The introduction, or should I say, the force feeding of the Ontario carbon cap-and-trade, and the Alberta version, which they prefer to term a carbon “levy” were, and will be, dominate factors affecting prices in both provinces as well as Quebec.
While the Ontario Government gave substantial forewarning of the intent to apply the cap-and-trade throughout 2016, announcing the amount for gasoline would be about 4.3 cpl, they forgot to mention that this amount would be higher by 13% because the HST would tax this tax, which had been buried in the wholesale prices as posted by the oil companies.
So when you incorporate the retailer’s margin, the increase at the pumps ended up being 5.0 cents not 4.3 cents.

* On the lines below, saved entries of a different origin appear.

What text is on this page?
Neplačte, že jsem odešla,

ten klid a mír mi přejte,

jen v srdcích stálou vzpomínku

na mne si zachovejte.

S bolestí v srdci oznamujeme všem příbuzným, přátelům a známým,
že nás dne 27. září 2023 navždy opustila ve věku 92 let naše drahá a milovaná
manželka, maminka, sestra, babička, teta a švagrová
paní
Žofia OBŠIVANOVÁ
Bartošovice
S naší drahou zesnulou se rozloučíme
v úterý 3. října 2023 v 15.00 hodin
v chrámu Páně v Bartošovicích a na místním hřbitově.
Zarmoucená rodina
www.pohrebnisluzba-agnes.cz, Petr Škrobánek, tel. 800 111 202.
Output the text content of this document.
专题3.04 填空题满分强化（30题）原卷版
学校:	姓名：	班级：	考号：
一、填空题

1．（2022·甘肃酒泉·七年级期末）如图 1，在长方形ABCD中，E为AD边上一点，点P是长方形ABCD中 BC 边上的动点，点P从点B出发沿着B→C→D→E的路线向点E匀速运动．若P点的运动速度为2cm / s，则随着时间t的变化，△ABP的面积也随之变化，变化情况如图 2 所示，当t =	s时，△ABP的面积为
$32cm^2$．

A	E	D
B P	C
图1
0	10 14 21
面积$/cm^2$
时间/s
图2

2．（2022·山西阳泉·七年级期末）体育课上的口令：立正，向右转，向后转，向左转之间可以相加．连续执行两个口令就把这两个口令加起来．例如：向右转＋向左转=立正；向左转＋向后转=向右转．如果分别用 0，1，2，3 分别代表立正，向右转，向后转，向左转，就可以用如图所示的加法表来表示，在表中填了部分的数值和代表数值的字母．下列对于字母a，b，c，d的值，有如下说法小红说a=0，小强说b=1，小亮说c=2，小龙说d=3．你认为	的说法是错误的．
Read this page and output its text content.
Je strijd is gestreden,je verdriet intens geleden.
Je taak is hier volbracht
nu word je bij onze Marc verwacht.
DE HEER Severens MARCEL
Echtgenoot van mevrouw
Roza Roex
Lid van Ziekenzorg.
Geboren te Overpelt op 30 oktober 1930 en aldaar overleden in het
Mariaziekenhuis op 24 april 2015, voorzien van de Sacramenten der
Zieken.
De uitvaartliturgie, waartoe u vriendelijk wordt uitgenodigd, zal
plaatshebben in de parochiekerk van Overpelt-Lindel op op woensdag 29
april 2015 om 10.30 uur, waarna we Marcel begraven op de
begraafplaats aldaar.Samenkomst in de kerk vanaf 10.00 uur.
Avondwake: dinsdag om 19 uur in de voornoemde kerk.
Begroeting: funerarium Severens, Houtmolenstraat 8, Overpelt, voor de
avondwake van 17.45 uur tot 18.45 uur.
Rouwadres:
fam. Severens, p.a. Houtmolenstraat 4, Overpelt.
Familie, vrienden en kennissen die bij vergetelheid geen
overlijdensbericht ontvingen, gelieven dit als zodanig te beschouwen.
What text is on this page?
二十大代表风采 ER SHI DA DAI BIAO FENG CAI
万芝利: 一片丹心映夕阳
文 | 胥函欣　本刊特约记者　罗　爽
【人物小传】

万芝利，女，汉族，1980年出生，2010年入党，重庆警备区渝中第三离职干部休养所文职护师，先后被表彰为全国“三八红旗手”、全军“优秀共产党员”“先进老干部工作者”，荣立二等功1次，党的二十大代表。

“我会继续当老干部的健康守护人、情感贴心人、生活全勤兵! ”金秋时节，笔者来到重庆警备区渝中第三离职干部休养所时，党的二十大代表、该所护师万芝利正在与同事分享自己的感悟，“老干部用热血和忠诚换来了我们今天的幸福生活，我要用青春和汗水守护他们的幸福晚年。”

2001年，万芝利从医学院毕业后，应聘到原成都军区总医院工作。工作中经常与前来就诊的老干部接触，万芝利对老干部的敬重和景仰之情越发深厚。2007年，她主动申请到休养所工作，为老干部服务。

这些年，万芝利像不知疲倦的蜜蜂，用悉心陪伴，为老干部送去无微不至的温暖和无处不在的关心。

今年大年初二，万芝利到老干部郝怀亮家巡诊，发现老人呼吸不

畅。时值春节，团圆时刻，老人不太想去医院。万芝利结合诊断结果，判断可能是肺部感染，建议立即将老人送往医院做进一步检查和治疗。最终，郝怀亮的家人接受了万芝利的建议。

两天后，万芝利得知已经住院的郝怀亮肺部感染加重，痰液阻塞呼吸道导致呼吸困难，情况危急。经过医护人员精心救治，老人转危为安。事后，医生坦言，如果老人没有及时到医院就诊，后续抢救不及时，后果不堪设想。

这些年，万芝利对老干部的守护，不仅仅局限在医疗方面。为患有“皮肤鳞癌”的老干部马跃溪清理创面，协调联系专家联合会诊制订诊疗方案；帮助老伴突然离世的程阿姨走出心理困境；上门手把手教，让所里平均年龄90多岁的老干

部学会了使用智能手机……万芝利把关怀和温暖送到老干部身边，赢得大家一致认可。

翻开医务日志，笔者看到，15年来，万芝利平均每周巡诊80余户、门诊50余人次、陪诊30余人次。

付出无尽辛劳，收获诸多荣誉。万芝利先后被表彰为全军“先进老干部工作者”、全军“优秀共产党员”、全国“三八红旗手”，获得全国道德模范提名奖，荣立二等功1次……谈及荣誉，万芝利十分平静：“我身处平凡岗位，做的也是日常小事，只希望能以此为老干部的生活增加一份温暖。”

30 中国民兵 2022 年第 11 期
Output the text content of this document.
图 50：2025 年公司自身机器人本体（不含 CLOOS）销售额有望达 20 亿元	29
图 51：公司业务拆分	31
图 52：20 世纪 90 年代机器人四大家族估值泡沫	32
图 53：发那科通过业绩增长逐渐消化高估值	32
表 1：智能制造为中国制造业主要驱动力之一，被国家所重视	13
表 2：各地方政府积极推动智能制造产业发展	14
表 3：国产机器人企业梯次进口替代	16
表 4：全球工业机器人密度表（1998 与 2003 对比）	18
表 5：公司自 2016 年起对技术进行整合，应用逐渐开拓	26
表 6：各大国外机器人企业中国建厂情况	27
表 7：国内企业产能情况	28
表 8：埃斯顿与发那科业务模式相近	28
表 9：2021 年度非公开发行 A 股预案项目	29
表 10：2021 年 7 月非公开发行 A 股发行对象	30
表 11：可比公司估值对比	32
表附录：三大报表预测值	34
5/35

In Alberta the carbon levy was not contained in the wholesale price but added on as a separate item after all the other factors in the pump price formula were totaled that being a flat rate of 4.49 cpl for gasoline and 5.35 cpl for diesel.
Among other criteria, these taxes do not apply to farm operations or fuel sold for exports.
Does this mean that Alberta crude refined into gasoline and diesel say in Edmonton will be subject to the carbon levy, which Albertans will pay for, yet the same fuel destined for the USA will be carbon levy free?
If the same logic or mechanism is to hold for Ontario and Quebec refined products then the economies of all three provinces will be at a severe disadvantage versus their neighboring U.S. states as the costs to produce and ship manufactured goods or commodities from any of the three provinces will be overpriced when compared to the U.S. version.
Unless the U.S. has a carbon penalty plan in concert with Canada then we are fiddling while the economy burns – and the chances of President-elect Trump demanding a carbon tax to save the world from climate change is, to be polite, remote to non-existent.”